The Blessings

i promised to stop adopting teenagers, but they keep slipping into my heart…
Listen to the podcast here:
Subscribe to Magpie Girl podcasts on Zune, or on iTunes, or via RSS.
I love these young ones so much it’s ridiculous. Each one has crawled into my soul in a different way, and while at times this process splits me open, I wouldn’t have it any other way.
There’s a scene in the Princess Bride where a funny old crone makes a pill for new life, and she paints something on it croaking: “The coating makes it go down easier.” I want to wrap my arms around each of these precious ones and let my heart for them coat them like chocolate –one long-lasting dose of mama-love to help the new life of adulthood go down a little more smoothly.
I want wrap them up with affection. With warmth. With stability. With all the elements of unconditional love you can think to put on a menu. And then, when they are all warm and cozy, I want to drop integrity into the center of their chests, like a silver quarter slipping into a coin slot.

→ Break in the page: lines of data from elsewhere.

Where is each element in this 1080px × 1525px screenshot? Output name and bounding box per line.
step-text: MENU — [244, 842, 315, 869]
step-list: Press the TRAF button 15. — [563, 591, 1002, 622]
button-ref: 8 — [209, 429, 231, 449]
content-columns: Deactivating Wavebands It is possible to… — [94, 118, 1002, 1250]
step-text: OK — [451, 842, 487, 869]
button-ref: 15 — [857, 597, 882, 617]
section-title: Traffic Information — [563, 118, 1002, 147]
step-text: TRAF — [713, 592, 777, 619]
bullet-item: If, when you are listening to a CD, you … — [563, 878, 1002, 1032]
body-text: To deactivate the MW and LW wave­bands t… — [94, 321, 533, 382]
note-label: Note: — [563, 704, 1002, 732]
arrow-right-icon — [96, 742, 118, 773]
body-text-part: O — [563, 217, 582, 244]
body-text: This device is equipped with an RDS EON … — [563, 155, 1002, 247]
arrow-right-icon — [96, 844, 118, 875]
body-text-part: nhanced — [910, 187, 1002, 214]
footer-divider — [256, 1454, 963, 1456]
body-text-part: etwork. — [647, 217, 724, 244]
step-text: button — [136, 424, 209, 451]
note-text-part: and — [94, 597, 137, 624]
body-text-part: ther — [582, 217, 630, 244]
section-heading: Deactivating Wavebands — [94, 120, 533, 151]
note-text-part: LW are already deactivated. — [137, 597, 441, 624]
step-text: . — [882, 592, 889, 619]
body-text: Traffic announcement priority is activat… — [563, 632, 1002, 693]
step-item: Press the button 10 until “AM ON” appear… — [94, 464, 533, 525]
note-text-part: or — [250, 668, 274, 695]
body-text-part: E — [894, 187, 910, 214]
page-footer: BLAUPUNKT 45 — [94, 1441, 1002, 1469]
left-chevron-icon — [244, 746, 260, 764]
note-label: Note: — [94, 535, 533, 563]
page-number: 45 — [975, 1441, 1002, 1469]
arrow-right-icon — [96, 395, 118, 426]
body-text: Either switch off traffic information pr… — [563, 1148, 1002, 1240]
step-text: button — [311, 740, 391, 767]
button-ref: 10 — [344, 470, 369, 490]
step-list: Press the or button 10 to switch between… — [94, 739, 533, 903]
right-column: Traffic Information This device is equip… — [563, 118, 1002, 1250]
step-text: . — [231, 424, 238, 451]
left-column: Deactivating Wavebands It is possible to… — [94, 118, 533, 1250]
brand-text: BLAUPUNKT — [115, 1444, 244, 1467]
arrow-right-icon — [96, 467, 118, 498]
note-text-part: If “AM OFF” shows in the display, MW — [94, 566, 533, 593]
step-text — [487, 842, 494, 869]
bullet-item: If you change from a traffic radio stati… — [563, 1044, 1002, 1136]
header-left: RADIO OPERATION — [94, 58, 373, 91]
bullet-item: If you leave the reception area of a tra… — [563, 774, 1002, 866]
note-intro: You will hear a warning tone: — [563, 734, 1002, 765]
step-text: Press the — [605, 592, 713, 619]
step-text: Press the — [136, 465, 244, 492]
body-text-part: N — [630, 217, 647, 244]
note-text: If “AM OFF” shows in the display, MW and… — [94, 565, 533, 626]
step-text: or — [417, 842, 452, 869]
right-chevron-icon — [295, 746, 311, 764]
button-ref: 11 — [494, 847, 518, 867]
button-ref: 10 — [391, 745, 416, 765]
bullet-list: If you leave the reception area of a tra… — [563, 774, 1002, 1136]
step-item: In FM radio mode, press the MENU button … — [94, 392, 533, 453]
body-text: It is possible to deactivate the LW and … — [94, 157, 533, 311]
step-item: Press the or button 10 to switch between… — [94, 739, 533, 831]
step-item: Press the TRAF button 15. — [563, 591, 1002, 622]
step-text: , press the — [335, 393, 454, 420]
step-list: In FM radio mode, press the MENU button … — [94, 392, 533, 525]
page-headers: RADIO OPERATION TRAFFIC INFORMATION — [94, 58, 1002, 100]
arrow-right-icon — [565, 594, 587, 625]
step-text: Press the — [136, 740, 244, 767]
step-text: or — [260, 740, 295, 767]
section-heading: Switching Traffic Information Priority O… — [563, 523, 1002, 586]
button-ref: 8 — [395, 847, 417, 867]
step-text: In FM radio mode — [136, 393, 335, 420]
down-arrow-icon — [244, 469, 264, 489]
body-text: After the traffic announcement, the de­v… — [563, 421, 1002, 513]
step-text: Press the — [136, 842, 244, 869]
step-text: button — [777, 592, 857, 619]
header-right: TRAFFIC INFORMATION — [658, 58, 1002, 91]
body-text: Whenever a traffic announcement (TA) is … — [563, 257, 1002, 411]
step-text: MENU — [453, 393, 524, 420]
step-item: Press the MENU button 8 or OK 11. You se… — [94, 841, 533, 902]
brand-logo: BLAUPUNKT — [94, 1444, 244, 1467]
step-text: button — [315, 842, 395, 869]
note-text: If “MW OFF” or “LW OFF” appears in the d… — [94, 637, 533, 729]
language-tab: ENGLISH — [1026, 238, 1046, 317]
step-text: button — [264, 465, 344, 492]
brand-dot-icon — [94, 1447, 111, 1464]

If they have integrity then all thier live-long days they will be the stellar creatures they are already becoming. Not integrity to the rules, but the kind of integrity that allows you to acknowledge who you truly are, and stand in that truth. The kind of integrity that is not beholden to outside rules, or your peer’s opinons, or because of ‘the way it’s done’– but because of a solid internal compass that will not steer you wrong if you listen. The kind of integrity that lets you live a life on the outside that is true to the life you hold in your heart. If they have that, well, they will have everything they need.
So that is what I bless them with, in my dreaming, in my words, in my living. And the old Christian mystic who married that witchy little crone in my soul says, “Amen, may it be so.”
“Be bold and mighty forces will come to your aid”
-Basil King






4 comments
I love teenagers. They are awesome. I tried teaching all different age ranges of kids, and settled into HS as my favorite. I haven’t taught for five years, but I still think about my kids. Sometimes I see them on Facebook, and watch as their lives take shapes, and think about the effect that I had on them.
It’s pretty awesome, in the true sense of the word.
I second that emotion.
I like the last quote. The mom in Almost Famous says that and it’s just about the most precious thing ever.
I just applied to Seattle University’s Master’s in Teaching program to get my secondary education certificate. My boyfriend was just bitching about teenagers and I had that brief moment of thinking, “oh god, what have i done?” when it came out that he was really talking about what a shit head he was in high school. I remember when I first worked with teenagers after not being one for 8 seconds and having a really hard time keeping all my “stuff” from clouding the vision i had for those lovely young people in front of me. It was good.
It will be an adventure. And i’m sorely in need of an adventure.
To know themselves, to love themselves, to be free of standards put on them by others. That is what I wish & dream for them as well.